The Five Skhandas are a traditional Buddhist way of analysing the self or ego by splitting it into five components parts namely form, sensation, thought, activity and consciousness. These five components make up self. It is very easy to misunderstand this scripture as saying there is no self, no individual persons, no sentient beings, which just doesn’t mesh with everyday experience. What’s being pointed out is that, on the deepest level of discourse, there is no SEPARATE self. Which doesn’t make sense in terms of ordinary everyday thinking either! Kanzeon, talking from the deepest wisdom of the heart, knows that not only ‘selves’ are not separate it follows that the senses are not separate from their objects either. No ear separate from sound etc. no taste separate from tongue. This too doesn’t mesh with experience!  If the Scripture of Great Wisdom is not understood in the wisdom department life would get seriously strange. Obviously.

It is not that unusual for people to have a deep insight into the way things are at a relatively early age. Having a flash of insight is not the whole picture however, more just a snapshot however profound, and if clung to can cause people to become off-kilter in their lives. That’s especially if there is fear involved and/or no context, religious or otherwise, to set such an insight within. In the last few lines of this scripture there is a clear instruction to keep moving on continuously from what’s known and understood. I can’t count how many times I heard my teacher Rev. Master Jiyu-Kennett say this, to me and to others.

O Buddha, going, going, going on beyond’

Always becoming Buddha.

So, while keeping this ‘going on’ instruction in mind everyday there is the encountering, appreciating and acting (or not acting) within the world of appearances, of separateness. And accepting and loving that.

Kanzeons deep wisdom is born out of great compassion and great love.

Merit Walk In The Wind

Two hours hard walking
One hour up
One hour back.

Thinking of a
Sangha Friend
in Canada.

Another health adventure
not knowing more than
the next breath.

Breath just
keeps on
breathing – you.

While I walked today my thoughts were very much turned towards a long time sangha friend who has recently been diagnosed with cancer. Hard and heart-breaking.

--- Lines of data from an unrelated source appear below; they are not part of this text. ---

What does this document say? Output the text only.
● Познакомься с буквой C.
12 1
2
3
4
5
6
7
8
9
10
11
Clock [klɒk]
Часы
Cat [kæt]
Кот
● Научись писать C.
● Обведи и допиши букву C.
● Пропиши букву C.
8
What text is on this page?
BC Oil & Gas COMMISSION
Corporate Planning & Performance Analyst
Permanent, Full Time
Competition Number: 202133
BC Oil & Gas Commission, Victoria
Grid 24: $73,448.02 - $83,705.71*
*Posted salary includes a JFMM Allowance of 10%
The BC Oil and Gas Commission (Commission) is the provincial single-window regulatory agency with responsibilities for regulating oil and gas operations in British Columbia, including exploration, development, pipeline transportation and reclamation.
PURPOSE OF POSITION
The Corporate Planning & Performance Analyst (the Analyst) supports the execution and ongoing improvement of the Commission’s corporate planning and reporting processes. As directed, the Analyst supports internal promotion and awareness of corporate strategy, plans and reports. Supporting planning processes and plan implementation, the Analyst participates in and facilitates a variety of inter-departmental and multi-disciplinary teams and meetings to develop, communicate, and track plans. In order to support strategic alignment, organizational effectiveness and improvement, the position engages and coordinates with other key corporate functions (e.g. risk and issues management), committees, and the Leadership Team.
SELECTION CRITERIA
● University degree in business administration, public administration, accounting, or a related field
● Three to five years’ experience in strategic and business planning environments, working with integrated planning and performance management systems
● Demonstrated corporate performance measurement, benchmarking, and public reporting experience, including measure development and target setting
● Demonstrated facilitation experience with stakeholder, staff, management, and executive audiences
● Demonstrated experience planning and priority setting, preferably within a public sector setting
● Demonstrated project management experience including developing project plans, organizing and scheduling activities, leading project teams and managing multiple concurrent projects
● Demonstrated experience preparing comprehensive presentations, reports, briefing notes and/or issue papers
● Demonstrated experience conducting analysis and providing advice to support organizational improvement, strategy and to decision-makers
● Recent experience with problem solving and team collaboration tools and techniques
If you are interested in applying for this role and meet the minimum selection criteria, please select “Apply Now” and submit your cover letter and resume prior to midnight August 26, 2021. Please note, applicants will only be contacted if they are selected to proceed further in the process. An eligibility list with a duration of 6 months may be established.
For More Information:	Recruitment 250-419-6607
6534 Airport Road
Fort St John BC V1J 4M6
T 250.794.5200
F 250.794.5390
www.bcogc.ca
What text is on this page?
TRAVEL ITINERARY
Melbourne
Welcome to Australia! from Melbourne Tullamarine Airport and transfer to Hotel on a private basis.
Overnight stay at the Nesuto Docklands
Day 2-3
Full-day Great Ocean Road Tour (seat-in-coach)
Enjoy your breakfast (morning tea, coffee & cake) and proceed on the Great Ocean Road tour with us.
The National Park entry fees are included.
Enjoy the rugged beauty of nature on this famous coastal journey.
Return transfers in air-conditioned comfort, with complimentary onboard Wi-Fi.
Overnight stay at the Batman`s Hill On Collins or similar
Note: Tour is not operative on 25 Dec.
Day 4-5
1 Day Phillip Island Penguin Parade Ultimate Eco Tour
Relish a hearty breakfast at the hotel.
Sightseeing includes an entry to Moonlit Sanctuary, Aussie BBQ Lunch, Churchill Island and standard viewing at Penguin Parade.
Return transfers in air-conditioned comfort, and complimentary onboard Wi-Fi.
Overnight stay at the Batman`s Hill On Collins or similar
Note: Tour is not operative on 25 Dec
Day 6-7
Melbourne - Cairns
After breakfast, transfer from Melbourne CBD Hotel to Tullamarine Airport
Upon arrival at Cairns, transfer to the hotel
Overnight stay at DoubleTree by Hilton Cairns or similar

There is No (Separate) Self

Continuing on from the last post, here is a link to site with a transcript of (some) of the Questions of King Milinda. He must have been a very interesting person and kept on coming back to Reverend Nagasena who patiently answered his questions at length and in a creative way. I’ve always appreciated how Nagesena used the image of a cart to teach about the truth of no separate self. He verbally dismantled it asking the king repeatedly , ‘is the wheel the cart’?, ‘is the axle the cart’? When you click on the link, scroll down to the section ‘There is no Self’. Engaging in self-education is not a bad thing. Good enough for the King, good enough for us!

You will note that the King was most reverent and polite in the run up to his questions and in his answers.